Not minority consolidation, but a decisive political vote

The Kerala verdict is not anti-LDF, not even essentially pro-UDF; there’s no `majority consolidation’ either. It is just anti-Modi

The popular narrative has it that it was a ‘minority consolidation’ that facilitated the dream-like run of the Congress-led United Democratic Front and the rout of the Left Democratic Front in the Lok Sabha election in Kerala. This reductionist view seems to be a gross under-reading of a very decisive political vote. And a devaluation of a significant democratic resistance by a sizeable chunk of the electorate.

The `minority consolidation theory’ gained traction during the unending TV debates that followed exit poll results. It says that one of the two major reasons for the spectacular victory of the UDF — a success rate of 95% — was the consolidation of the Muslim vote in Malabar and the Christian vote in the central Kerala and coastal regions.

Not communal

The other reason, according to this line of thinking, is the Sabarimala effect, which forced a substantial section of the Hindu faithful to vote for the Congress. This, the claim goes, was to teach the LDF a lesson for tinkering with a Hindu religious practice. In effect, the UDF wave was triggered by the `majority consolidation’ originating from a religious cause and the `minority consolidation’ originating from fear. However, in the popular narrative the minority consolidation is `communal’ and the other is not.

True, Muslims and Christians, who made up 45% of the electorate, did vote for the UDF in higher numbers this time than any other recent elections. Dubbing this as communal would be unfair. Rather, it was a decisive political vote which carried a clear political message: that a majority of the minority communities in Kerala did not want Modi as their Prime Minister. And, elections in a democracy is exactly for this: to choose your government, your ruler.
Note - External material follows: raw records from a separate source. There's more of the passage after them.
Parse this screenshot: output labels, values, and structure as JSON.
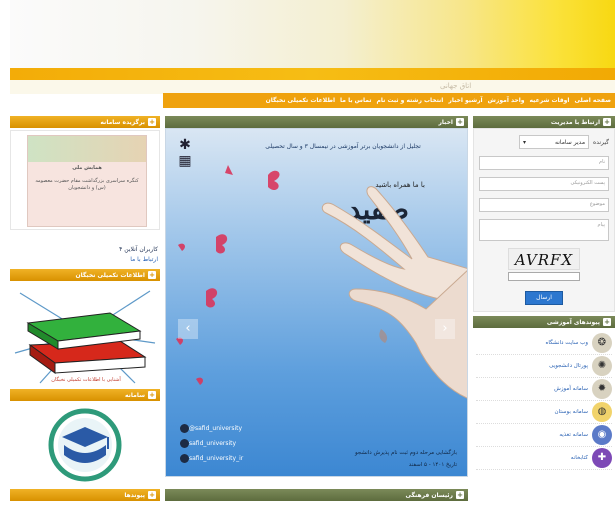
{
  "header": {
    "faint_text": "اتاق جهانی"
  },
  "nav": {
    "items": [
      "صفحه اصلی",
      "اوقات شرعیه",
      "واحد آموزش",
      "آرشیو اخبار",
      "انتخاب رشته و ثبت نام",
      "تماس با ما",
      "اطلاعات تکمیلی نخبگان"
    ]
  },
  "left": {
    "sec1_title": "برگزیده سامانه",
    "thumb_heading": "همایش ملی",
    "thumb_text": "کنگره سراسری بزرگداشت مقام حضرت معصومه (س) و دانشجویان",
    "counter": "کاربران آنلاین ۴",
    "counter_link": "ارتباط با ما",
    "sec2_title": "اطلاعات تکمیلی نخبگان",
    "book_caption": "آشنایی با اطلاعات تکمیلی نخبگان",
    "sec3_title": "سامانه",
    "sec4_title": "پیوندها"
  },
  "center": {
    "title": "اخبار",
    "caption": "تجلیل از دانشجویان برتر آموزشی در نیمسال ۳ و سال تحصیلی",
    "subtitle": "با ما همراه باشید",
    "big_title": "صفید",
    "social": [
      "@safid_university",
      "safid_university",
      "safid_university_ir"
    ],
    "footer_text": "بازگشایی مرحله دوم ثبت نام پذیرش دانشجو",
    "footer_date": "تاریخ ۱۴۰۱ - ۵ اسفند",
    "next_section": "رئیسان فرهنگی"
  },
  "right": {
    "title": "ارتباط با مدیریت",
    "to_label": "گیرنده",
    "to_value": "مدیر سامانه",
    "name_placeholder": "نام",
    "email_placeholder": "پست الکترونیکی",
    "subject_placeholder": "موضوع",
    "message_placeholder": "پیام",
    "captcha_text": "AVRFX",
    "send_label": "ارسال",
    "links_title": "پیوندهای آموزشی",
    "links": [
      {
        "label": "وب سایت دانشگاه",
        "icon": "university-seal-icon"
      },
      {
        "label": "پورتال دانشجویی",
        "icon": "emblem-icon"
      },
      {
        "label": "سامانه آموزش",
        "icon": "seal-icon"
      },
      {
        "label": "سامانه بوستان",
        "icon": "globe-icon"
      },
      {
        "label": "سامانه تغذیه",
        "icon": "badge-icon"
      },
      {
        "label": "کتابخانه",
        "icon": "puzzle-icon"
      }
    ]
  }
}
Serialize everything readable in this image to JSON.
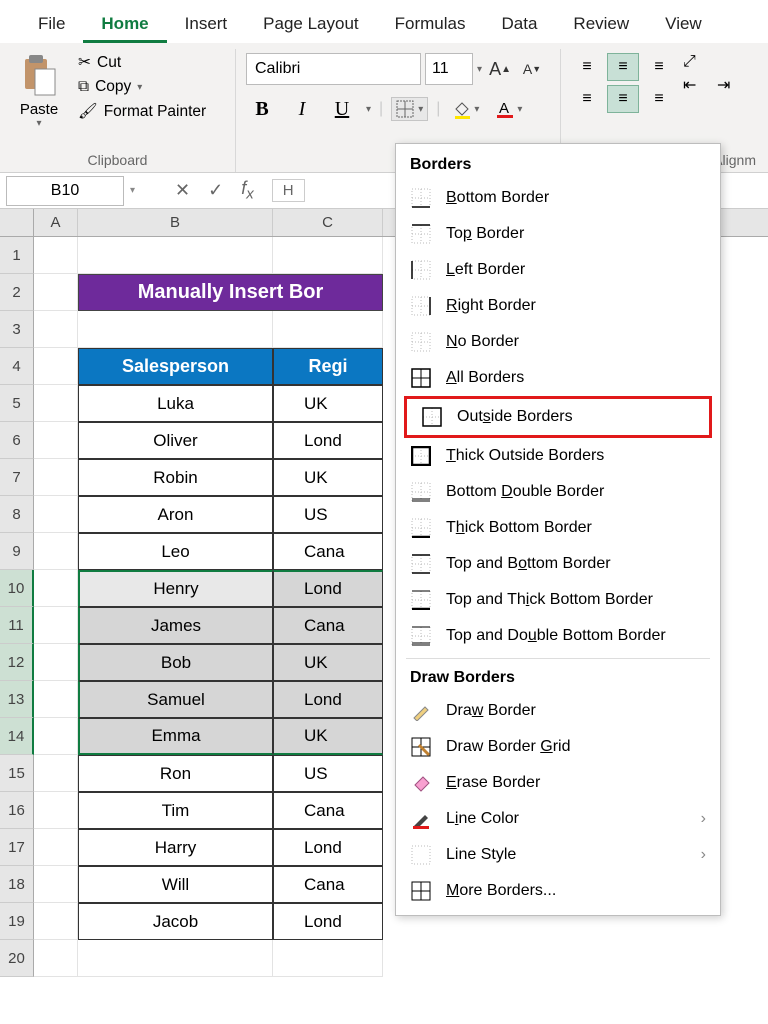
{
  "ribbon": {
    "tabs": [
      "File",
      "Home",
      "Insert",
      "Page Layout",
      "Formulas",
      "Data",
      "Review",
      "View"
    ],
    "active_tab": "Home",
    "clipboard": {
      "paste": "Paste",
      "cut": "Cut",
      "copy": "Copy",
      "painter": "Format Painter",
      "label": "Clipboard"
    },
    "font": {
      "name": "Calibri",
      "size": "11",
      "bold": "B",
      "italic": "I",
      "underline": "U"
    },
    "alignment_label": "Alignm"
  },
  "namebox": "B10",
  "formula_preview": "H",
  "banner_title": "Manually Insert Bor",
  "headers": {
    "sales": "Salesperson",
    "region": "Regi"
  },
  "rows": [
    {
      "name": "Luka",
      "region": "UK"
    },
    {
      "name": "Oliver",
      "region": "Lond"
    },
    {
      "name": "Robin",
      "region": "UK"
    },
    {
      "name": "Aron",
      "region": "US"
    },
    {
      "name": "Leo",
      "region": "Cana"
    },
    {
      "name": "Henry",
      "region": "Lond"
    },
    {
      "name": "James",
      "region": "Cana"
    },
    {
      "name": "Bob",
      "region": "UK"
    },
    {
      "name": "Samuel",
      "region": "Lond"
    },
    {
      "name": "Emma",
      "region": "UK"
    },
    {
      "name": "Ron",
      "region": "US"
    },
    {
      "name": "Tim",
      "region": "Cana"
    },
    {
      "name": "Harry",
      "region": "Lond"
    },
    {
      "name": "Will",
      "region": "Cana"
    },
    {
      "name": "Jacob",
      "region": "Lond"
    }
  ],
  "borders_menu": {
    "title": "Borders",
    "items1": [
      "Bottom Border",
      "Top Border",
      "Left Border",
      "Right Border",
      "No Border",
      "All Borders",
      "Outside Borders",
      "Thick Outside Borders",
      "Bottom Double Border",
      "Thick Bottom Border",
      "Top and Bottom Border",
      "Top and Thick Bottom Border",
      "Top and Double Bottom Border"
    ],
    "title2": "Draw Borders",
    "items2": [
      "Draw Border",
      "Draw Border Grid",
      "Erase Border",
      "Line Color",
      "Line Style",
      "More Borders..."
    ],
    "highlighted": "Outside Borders"
  }
}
More than a pro-UDF or anti-LDF vote, this was for them an anti-Modi vote.

Modi personifies it all

Just replay the campaign months: the openly anti-minorities speeches by top leaders of the country, the promise of a Hindu theocratic state and changes to the Constitution, the hyper nationalism, Pragya Singh, the dubbing of Wayanad as a mini -Paksitan. To the minorities, Narendra Modi personified all these and more. No wonder they desired him to go.

At the same time, Rahul Gandhi’s Wayand contest and the ripples it created across the State whipped up hopes of alternative politics. Soon, he became the focal point of the political aspirations of a major section of the minorities. Not that Mr. Gandhi pandered to their aspirations. Throughout the campaign across the country, he and his party kept clear of Muslim issues. During his one-day campaign in Wayanad, Congress leaders made sure that the green flags of the Muslim League were not overly visible, though the majority of the audience was Muslim and the groundwork for his rallies and meetings were mainly done by League activists. On the other hand, his widely publicised visit to the Thirunelly temple was aimed at the Hindu electorate. And the Congress had fielded only one Muslim candidate (and she got defeated, too). Still, Muslims in Malabar flocked to him and voted for his party’s candidates.

Not deserted LDF

The notion that the minorities have deserted the Left camp is overstretched. It was just that they wanted Mr. Modi to go and they thought Rahul Gandhi’s Congress, not the Left, could force him out. They might return next year — for the panchayat polls.

The bottomline is: the minorities’ high five to the Congress was not the outcome of a communal polarisation. It was a decisive political act aimed to unseat Mr. Modi. It was not anti-LDF, not even essentially a pro-UDF vote. It was just anti-Modi.